経済学部の友達に勧められたらしい。若い子がNISAを知っている時代になったんだな、と思った。それだけ情報が広まっているということだ。

俺は普通に答えた。

「あんたの口座で既にやってるけど」

子供は固まった。知らなかったらしい。


奨学金を借りさせた理由

うちの子供は奨学金を借りている。

お金がないからじゃない。意図的に借りさせた。

計画はこうだ。借りた奨学金をNISAで運用して、卒業までに元本相当を貯める。そのお金で奨学金を返す。利息分だけが実質の負担になる。

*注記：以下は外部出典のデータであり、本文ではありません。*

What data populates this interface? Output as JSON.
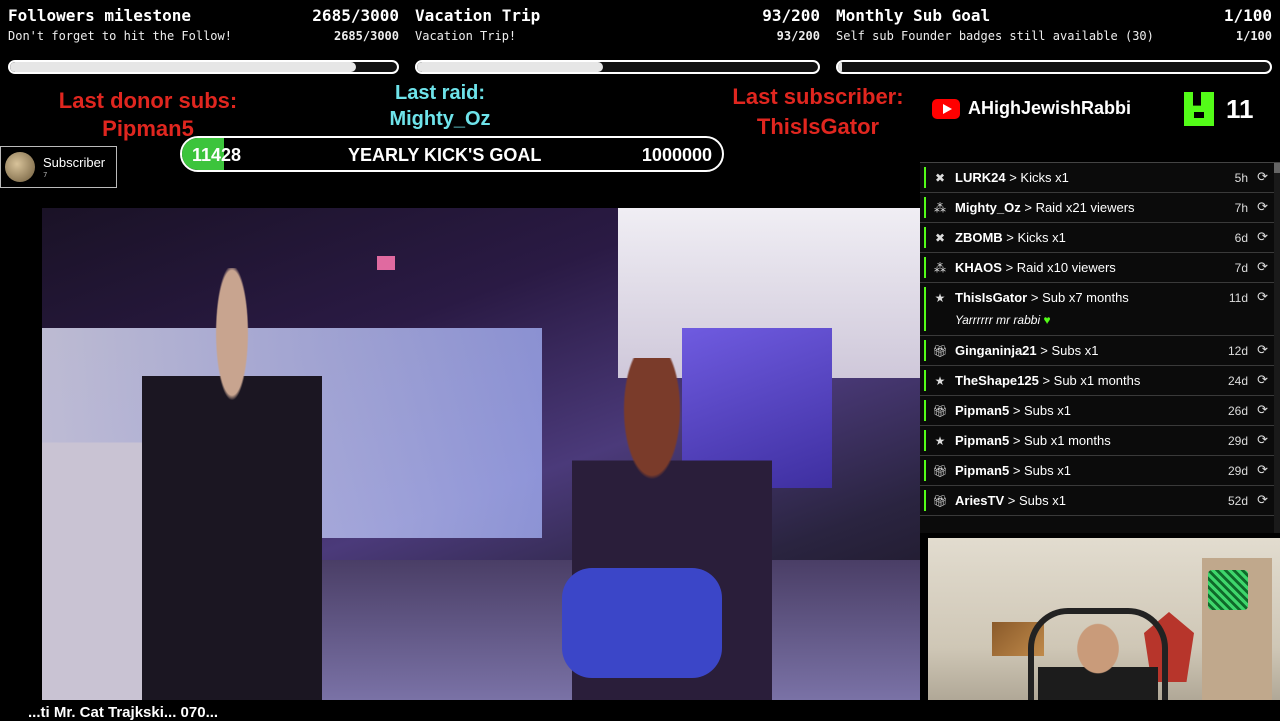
{
  "goals": [
    {
      "title": "Followers milestone",
      "count": "2685/3000",
      "subtitle": "Don't forget to hit the Follow!",
      "subcount": "2685/3000",
      "progress": 0.895
    },
    {
      "title": "Vacation Trip",
      "count": "93/200",
      "subtitle": "Vacation Trip!",
      "subcount": "93/200",
      "progress": 0.465
    },
    {
      "title": "Monthly Sub Goal",
      "count": "1/100",
      "subtitle": "Self sub Founder badges still available (30)",
      "subcount": "1/100",
      "progress": 0.01
    }
  ],
  "last_donor": {
    "label": "Last donor subs:",
    "name": "Pipman5"
  },
  "last_raid": {
    "label": "Last raid:",
    "name": "Mighty_Oz"
  },
  "last_subscriber": {
    "label": "Last subscriber:",
    "name": "ThisIsGator"
  },
  "kick_goal": {
    "current": "11428",
    "label": "YEARLY KICK'S GOAL",
    "target": "1000000",
    "progress": 0.011428
  },
  "subscriber_badge": {
    "label": "Subscriber",
    "count": "7"
  },
  "youtube": {
    "icon": "youtube-icon",
    "name": "AHighJewishRabbi"
  },
  "kick": {
    "icon": "kick-logo-icon",
    "count": "11"
  },
  "events": [
    {
      "icon": "kick-icon",
      "user": "LURK24",
      "action": "> Kicks x1",
      "age": "5h"
    },
    {
      "icon": "raid-icon",
      "user": "Mighty_Oz",
      "action": "> Raid x21 viewers",
      "age": "7h"
    },
    {
      "icon": "kick-icon",
      "user": "ZBOMB",
      "action": "> Kicks x1",
      "age": "6d"
    },
    {
      "icon": "raid-icon",
      "user": "KHAOS",
      "action": "> Raid x10 viewers",
      "age": "7d"
    },
    {
      "icon": "star-icon",
      "user": "ThisIsGator",
      "action": "> Sub x7 months",
      "age": "11d",
      "message": "Yarrrrrr mr rabbi",
      "message_emoji": "♥"
    },
    {
      "icon": "gift-icon",
      "user": "Ginganinja21",
      "action": "> Subs x1",
      "age": "12d"
    },
    {
      "icon": "star-icon",
      "user": "TheShape125",
      "action": "> Sub x1 months",
      "age": "24d"
    },
    {
      "icon": "gift-icon",
      "user": "Pipman5",
      "action": "> Subs x1",
      "age": "26d"
    },
    {
      "icon": "star-icon",
      "user": "Pipman5",
      "action": "> Sub x1 months",
      "age": "29d"
    },
    {
      "icon": "gift-icon",
      "user": "Pipman5",
      "action": "> Subs x1",
      "age": "29d"
    },
    {
      "icon": "gift-icon",
      "user": "AriesTV",
      "action": "> Subs x1",
      "age": "52d"
    }
  ],
  "ticker": {
    "text": "...ti Mr. Cat Trajkski... 070..."
  }
}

その利息は「投資の勉強代」だと思っている。授業料みたいなものだ。お金を借りてそれを運用するという経験は、教科書では学べない。


「なるほど」と言っていた

計画を説明した。子供は「なるほど」と言った。

分かってるかな。

複利の話もした。「おぉ」と言っていた。

たぶん分かってない。でもいつか分かる日が来るだろう。最初から全部わかる必要はない。俺もムフフがきっかけで本気になるまで、理解は浅かった。

わかるタイミングは人それぞれだ。


なぜ黙っていたのか

「なぜ先に言わなかったの?」と聞かれた。

「言っても興味なさそうだったから」

正直に答えた。子供は少し不満そうだった。

でも実際、去年同じ話をした時は「ふーん」で終わった。人間は自分で興味を持ったタイミングでしか、話が入ってこない。経済学部の友達という「同世代のリアルな声」があって、初めて聞く耳ができた。

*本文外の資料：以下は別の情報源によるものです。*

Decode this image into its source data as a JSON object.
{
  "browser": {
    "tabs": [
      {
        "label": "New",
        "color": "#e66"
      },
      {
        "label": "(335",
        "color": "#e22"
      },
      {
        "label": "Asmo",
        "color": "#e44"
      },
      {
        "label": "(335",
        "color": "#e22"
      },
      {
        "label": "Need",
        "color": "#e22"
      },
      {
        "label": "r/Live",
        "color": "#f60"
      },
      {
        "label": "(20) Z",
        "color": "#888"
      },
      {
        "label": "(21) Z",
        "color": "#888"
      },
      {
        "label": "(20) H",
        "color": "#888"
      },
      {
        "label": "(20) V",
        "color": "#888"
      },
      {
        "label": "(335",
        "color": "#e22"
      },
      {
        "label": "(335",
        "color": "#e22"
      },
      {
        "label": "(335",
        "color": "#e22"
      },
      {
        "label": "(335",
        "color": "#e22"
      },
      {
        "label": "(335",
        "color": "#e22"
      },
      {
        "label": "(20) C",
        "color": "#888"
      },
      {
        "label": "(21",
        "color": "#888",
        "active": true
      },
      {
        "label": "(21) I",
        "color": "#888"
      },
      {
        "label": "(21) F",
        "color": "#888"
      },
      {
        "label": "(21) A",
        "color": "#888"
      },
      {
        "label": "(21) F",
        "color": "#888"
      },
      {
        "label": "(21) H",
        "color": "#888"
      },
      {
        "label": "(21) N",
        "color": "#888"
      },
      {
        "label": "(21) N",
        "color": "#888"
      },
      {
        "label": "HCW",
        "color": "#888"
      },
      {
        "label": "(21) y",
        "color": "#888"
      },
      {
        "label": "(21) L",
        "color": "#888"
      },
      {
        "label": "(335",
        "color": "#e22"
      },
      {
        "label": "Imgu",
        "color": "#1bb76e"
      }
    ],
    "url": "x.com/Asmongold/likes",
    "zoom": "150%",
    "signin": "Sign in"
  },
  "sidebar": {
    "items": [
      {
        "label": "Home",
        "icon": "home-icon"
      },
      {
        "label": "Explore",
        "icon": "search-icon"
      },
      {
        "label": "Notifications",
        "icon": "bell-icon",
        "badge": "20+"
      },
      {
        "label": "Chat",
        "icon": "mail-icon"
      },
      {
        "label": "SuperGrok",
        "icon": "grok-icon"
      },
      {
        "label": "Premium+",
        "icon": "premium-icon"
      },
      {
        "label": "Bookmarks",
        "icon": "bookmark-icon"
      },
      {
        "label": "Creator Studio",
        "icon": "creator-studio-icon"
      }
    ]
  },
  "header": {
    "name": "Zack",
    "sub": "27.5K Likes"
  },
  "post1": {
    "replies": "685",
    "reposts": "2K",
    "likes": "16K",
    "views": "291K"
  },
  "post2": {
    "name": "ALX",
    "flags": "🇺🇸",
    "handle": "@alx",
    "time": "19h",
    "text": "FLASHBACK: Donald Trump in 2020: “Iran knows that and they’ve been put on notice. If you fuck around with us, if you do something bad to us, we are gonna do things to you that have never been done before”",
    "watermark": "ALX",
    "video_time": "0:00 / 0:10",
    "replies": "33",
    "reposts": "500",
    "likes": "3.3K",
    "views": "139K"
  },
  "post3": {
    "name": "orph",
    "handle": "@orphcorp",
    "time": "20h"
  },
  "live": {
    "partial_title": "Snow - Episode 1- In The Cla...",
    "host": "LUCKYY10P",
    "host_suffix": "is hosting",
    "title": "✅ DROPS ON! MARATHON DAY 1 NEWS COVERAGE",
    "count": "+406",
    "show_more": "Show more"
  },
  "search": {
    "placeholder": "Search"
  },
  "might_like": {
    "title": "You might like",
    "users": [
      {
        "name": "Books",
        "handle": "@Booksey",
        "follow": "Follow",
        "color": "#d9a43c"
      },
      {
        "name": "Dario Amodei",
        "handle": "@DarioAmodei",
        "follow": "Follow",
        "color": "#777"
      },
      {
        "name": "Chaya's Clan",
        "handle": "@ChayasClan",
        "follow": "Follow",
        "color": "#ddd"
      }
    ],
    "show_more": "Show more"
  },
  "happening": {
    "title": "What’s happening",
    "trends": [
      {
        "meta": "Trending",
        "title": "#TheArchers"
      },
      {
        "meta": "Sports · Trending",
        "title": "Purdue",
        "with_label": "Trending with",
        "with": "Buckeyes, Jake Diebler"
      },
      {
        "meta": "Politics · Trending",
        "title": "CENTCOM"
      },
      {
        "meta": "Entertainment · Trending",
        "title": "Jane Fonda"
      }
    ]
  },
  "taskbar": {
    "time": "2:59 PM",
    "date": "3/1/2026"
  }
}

そのタイミングで「既にやってるよ」と言えたのは、良かったと思っている。


親がやることは、種を蒔くことだけ

投資に興味を持つかどうかは本人次第だ。

でも口座を作っておいた。仕組みを作っておいた。種は蒔いた。

友達の話をきっかけに、子供が自分で「やってみたい」と思った。そのタイミングで「もうある」と言えた。これ以上のタイミングはなかったと思う。


動機はなんでもいい

俺の投資のきっかけは老後不安で、本気になったのはムフフだった。

子供の投資のきっかけは友達だった。

動機はなんでもいい。自分で「やってみたい」と思えたなら、それが最高のスタートだ。

親として教えることができたとしたら、口座を作っておいたことと、仕組みを説明したことだけだ。あとは子供が自分で気づくのを待つだけだ。

二十年後、「あの時のNISAで助かった」と思ってくれたら、それで十分だ。